Other people sent RTB long lists of their objections about the Bible. Deem and other volunteer correspondents answered every objection and corresponded many times with people who replied with still more objections.

Deem later assisted RTB for two years as a reviewer of apologists’ correspondence. Then he put together what has become a 500-page Web site: GodAndScience.org. The site offers stunning stellar photos, “Answers for Atheists,” evolution vs. creation/design, and many papers that provide scientific evidence for the validity of the Bible.

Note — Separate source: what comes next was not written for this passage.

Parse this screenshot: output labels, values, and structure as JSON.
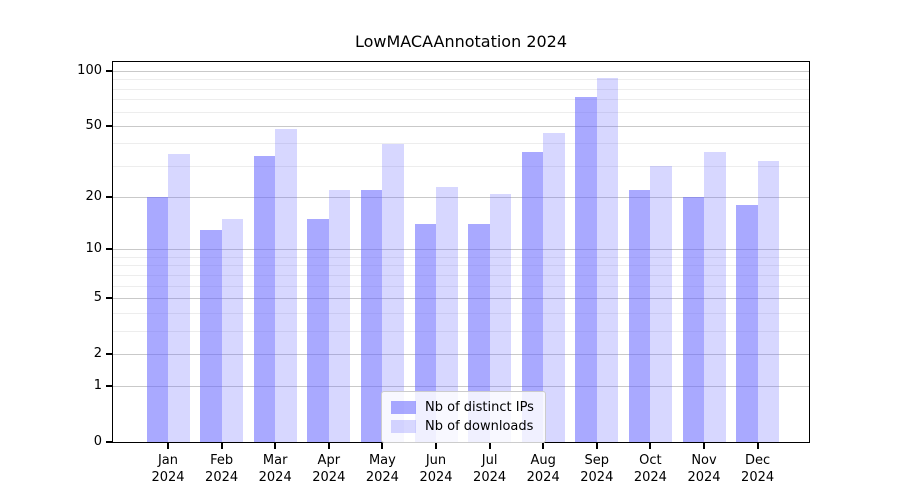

As a former deist, Deem knows many skeptics could accept Jesus as Messiah once they find some reasonable answers to their questions.

As parents of three young sons, the Deems teach their children that evangelism can be “fun.” The family regularly celebrates the Passover Seder meal because if offers a nonthreatening means of outreach to neighbors while pointing to Jesus Christ as the Messiah. Guests delight in watching their children hunt for the Afikoman, the broken middle matzah. Some parents are amazed to learn how it points to the Messiah.

It has also become a tradition for the Deems to put large “tombstones” in their front yard planters during Halloween. “We wanted to introduce the passerby to God,” Deem shares, “so we printed Bible verses about His judgment against sin and about salvation through Jesus.” The laminated messages are mounted on pegboard, attached to stakes, and spotlighted for young goblins, vampires, and their parents to read while collecting candy from door to door.

The Deems teach a “Question Club” class in conjunction with Dr. Ross’s Paradoxes Sunday school class at Sierra Madre Congregational Church. The Deems introduce scientific paradoxes to children; paradoxes that lead them toward a greater trust and respect for the Bible as the written word of God.

Deem’s passion for communicating the Christian message through sound reasoning finds a precedent in one of his most cherished Bible verses: “‘Come now, let us reason together,’ says the Lord. ‘Though your sins are as scarlet, they shall be as white as snow; though they are red like crimson, they shall be like wool’” (Isaiah 1:18).

Deem thinks his first step toward salvation occurred when, as a child, he examined pond water under a microscope and asked, “I wonder Who made this?” “The heavens declare the glory of God,” of course, but so do tiny Planaria.